For mosaicked images, a mosaic rule defines how the individual rasters are combined. When identifying images mosaicked from a collection of images, the values returned from identify can vary according to the mosaic rule settings. You can use the default rule defined with the service or, starting with 100.9.0, define rule settings to control how overlapping areas in the mosaic are handled. Rendering rules applied on the raster layer on the client, as well as information from attribute tables (if present), will also be represented in the identify results.
WMS layers differ from other layers, as they do not support returning individual attributes or geometry for a feature. WMS services perform identify on the server and return HTML documents describing identified features. Each feature will be a
WmsFeature, which allows you access to the the returned HTML document string. Use the feature's attributes property to get the dictionary of attributes, and then find the attribute that has the key
HTML. The value is an HTML string suitable for display in a web view.
It is impossible to get the geometry for an identified (or any other) WMS feature. An identified WMS feature's geometry will always be null.
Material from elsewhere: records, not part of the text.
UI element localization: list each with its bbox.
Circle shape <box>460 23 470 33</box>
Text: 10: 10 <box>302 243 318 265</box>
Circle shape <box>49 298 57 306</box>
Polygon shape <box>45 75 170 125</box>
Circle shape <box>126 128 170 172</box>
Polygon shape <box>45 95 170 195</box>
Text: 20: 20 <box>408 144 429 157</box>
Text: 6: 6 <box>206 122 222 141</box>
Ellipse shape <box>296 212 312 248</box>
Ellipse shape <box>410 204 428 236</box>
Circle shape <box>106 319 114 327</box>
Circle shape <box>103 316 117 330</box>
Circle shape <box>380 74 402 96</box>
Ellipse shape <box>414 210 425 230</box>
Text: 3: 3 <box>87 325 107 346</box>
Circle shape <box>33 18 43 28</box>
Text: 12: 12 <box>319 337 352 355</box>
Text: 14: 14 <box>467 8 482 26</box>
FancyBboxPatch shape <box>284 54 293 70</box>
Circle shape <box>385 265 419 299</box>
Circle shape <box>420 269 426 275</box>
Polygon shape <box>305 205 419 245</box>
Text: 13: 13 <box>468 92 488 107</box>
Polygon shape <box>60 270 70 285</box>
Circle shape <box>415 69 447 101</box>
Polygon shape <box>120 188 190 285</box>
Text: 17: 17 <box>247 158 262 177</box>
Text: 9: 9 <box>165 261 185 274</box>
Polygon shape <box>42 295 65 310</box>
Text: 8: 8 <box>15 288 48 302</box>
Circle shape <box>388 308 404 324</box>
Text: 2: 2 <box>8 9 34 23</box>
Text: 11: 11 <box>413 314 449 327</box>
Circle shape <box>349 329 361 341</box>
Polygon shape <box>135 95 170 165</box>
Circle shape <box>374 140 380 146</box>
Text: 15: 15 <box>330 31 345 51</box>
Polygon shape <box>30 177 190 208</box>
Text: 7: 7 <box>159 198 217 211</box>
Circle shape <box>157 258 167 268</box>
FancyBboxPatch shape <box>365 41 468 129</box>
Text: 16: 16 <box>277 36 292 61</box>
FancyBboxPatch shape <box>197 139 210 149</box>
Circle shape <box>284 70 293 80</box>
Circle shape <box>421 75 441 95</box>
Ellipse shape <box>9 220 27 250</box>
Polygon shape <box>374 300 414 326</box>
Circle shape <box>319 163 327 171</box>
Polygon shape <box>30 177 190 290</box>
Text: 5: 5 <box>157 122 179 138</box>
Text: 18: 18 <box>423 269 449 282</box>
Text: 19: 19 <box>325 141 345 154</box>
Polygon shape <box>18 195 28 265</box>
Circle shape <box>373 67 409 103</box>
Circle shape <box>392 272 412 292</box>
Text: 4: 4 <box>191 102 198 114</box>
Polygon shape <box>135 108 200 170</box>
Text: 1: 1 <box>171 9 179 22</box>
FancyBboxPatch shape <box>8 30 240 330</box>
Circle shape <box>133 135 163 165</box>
Consequently, WMS layers do not support feature selection/highlight.
Display filters limit the number of features displayed to reduce clutter in a map or scene. Use
FeatureLayer.displayFilterDefinition when you want to draw a subset of features while maintaining access to all of them. Unlike a definition expression, features hidden by a display filter are available for selection, identify, editing, and geoprocessing operations.
You can add display filters to maps and scenes authored with this API, or published in web maps using ArcGIS Pro 2.9 or higher.